I have to agree with those who say the teenage V hormones are taking over your pup  I remember my oldest V. Sophie would literally challenge me with everything starting at around 7 months. I'd be standing by the door all dressed up ready to take her out for a walk, but she would not do a "sit" no matter what! Sometimes I'd take a magazine and read it right there by the door while she's remembering her "sit's and stay's". It was pretty frustrating! Good luck and don't give up! Consistency is the key


----------



## texasred (Jan 29, 2012)

With mine its always been the signal that the puppy games (puppy training) was over and we could start formal training. They didn't all hit the teenage stage at the same age. I think June was the oldest when she hit the little rebellious stage. Hers was counter surfing, and trying to sneak on the table for a better view of the squirrels on the feeder. She is still a dog that will work for food and affection. She is a glutton for both.


----------



## adrino (Mar 31, 2012)

Two miles hike twice a week? That's what Elza, my 8 1/2 months old girl gets a day! *Every day!*

Seriously, you have a hunting dog that you do not hunt but give him a backyard exercise, if. Sorry, but that's just not enough.
Get him tired and than do basic training sessions every day. Even if it's for 10 minutes a day it will tire his brain! Give him more chew toys, bones. 
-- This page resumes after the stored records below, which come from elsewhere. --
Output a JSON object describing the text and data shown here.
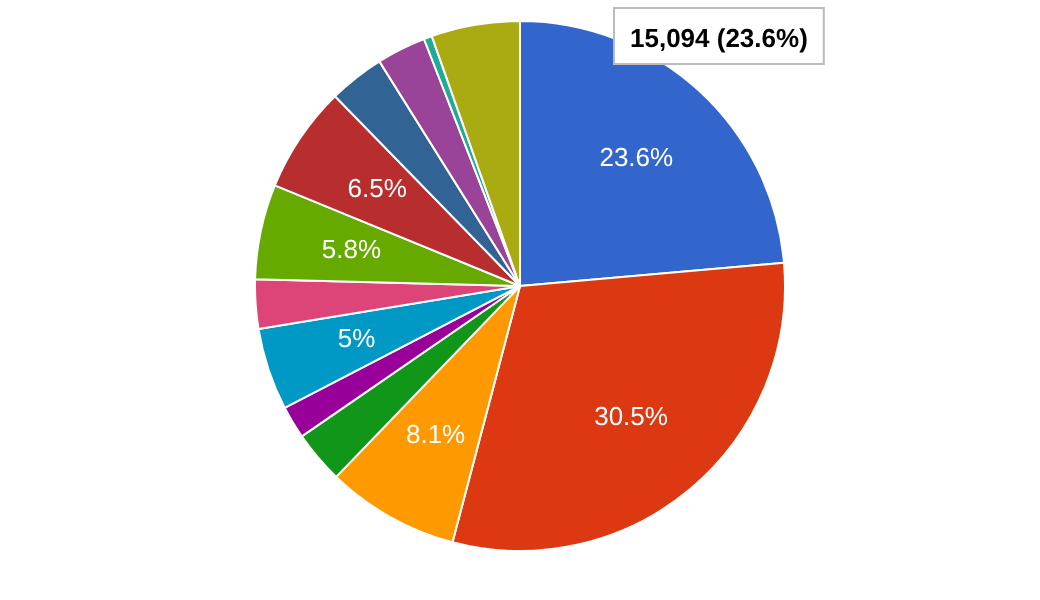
{
  "chart_data": {
    "type": "pie",
    "categories": [
      null,
      null,
      null,
      null,
      null,
      null,
      null,
      null,
      null,
      null,
      null,
      null,
      null
    ],
    "values": [
      23.6,
      30.5,
      8.1,
      3.2,
      2.0,
      5,
      3.0,
      5.8,
      6.5,
      3.4,
      3.0,
      0.5,
      5.4
    ],
    "colors": [
      "#3366cc",
      "#dc3912",
      "#ff9900",
      "#109618",
      "#990099",
      "#0099c6",
      "#dd4477",
      "#66aa00",
      "#b82e2e",
      "#316395",
      "#994499",
      "#22aa99",
      "#aaaa11"
    ],
    "value_labels": [
      "23.6%",
      "30.5%",
      "8.1%",
      null,
      null,
      "5%",
      null,
      "5.8%",
      "6.5%",
      null,
      null,
      null,
      null
    ],
    "annotations": [
      "15,094 (23.6%)"
    ],
    "legend": false
  }
}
I work full time too but before I've got a vizsla I made sure I understood that this dog will need the exercise every single day. No matter what! And I have fulfilled this need ever since. She's happy, she's tired and she's obedient. She's also in that age when she pushes her boundaries. I make sure that she cannot push it too far! 

I'm very honest here and I just hope you will not be one of those who regret to get a vizsla at the first place...


----------



## Ruin (Nov 9, 2011)

adrino said:


> Two miles hike twice a week? That's what Elza, my 8 1/2 months old girl gets a day! *Every day!*
> 
> Seriously, you have a hunting dog that you do not hunt but give him a backyard exercise, if. Sorry, but that's just not enough.
> Get him tired and than do basic training sessions every day. Even if it's for 10 minutes a day it will tire his brain! Give him more chew toys, bones.
> ...


I certainly don't regret getting a V. He's an amazing pup with just some developmental issues as all children of all species tend to go through.

Also realize that here, in the Great Smokies, 2.5 miles is straight up and down hill, not flat land. So it's a grueling hike - for both of us (Uncle Sam destroyed my feet and knees). He comes home and sleeps for hours past his normal nightly sleep.

I'm aware Malcolm isn't getting "enough" but he's getting the "best" we can manage right now. He's a top priority in the family and I often forego my own sleep or routine to meet his needs. The main thing I'm looking for is what was said in the past 8-10 posts: assurance that what he's going through is a normal developmental stage and that as soon as I can take him out more I'll see my lovable little friend back. We train constantly, whenever he's out of his crate. We often work on basic - sit, stay, leave it, bring it, no, and "good boy!" I've been able to coach my grandfather on how to maintain the training while I'm gone (about ten hours each day - or more). The change in schedule at work will be a huge help giving me more time with him each day.

Thanks for the support guys and gals. Knowing that there is light at the end of the tunnel helps keep my patience in tune and aware. This nipping and jumping has to stop sooner rather than later just because of the damage that strong dog is causing!


----------



## Ozkar (Jul 4, 2011)

Based on the updated info, I think Ken has it nutted. All three of mine went through this change and I guess when I think about it, to some degree every dog I've every had has gone through it. As I always say, it's about repetition and consistency. Keep at it and I am sure Malcolm will come around. 

Oh.... also, get ready for another dose of the "I'll do what I wants" when they hit age three. Most Experienced V owners I know, all say they have another red hot go at about three. I'm looking forward to mine getting there too.... not!!!  

Just remember, Malcolm is but a baby and somehow you must remain above this and not allow it to frustrate you too much. Remember what we always say about benevolent pack leadership and a calm persona. Malcolm is still looking to you for that quiet and confident leadership. He needs to trust you, so try not to let him make you upset or angry. It's hard and sometimes even the best of them lose it, but just try and keep it in the back of your mind that he is but a simple pup. (I know, I've lost it a few times recently due to personal frustrations and regret each and every one of them. Thankfully my pups forgave me quickly)


----------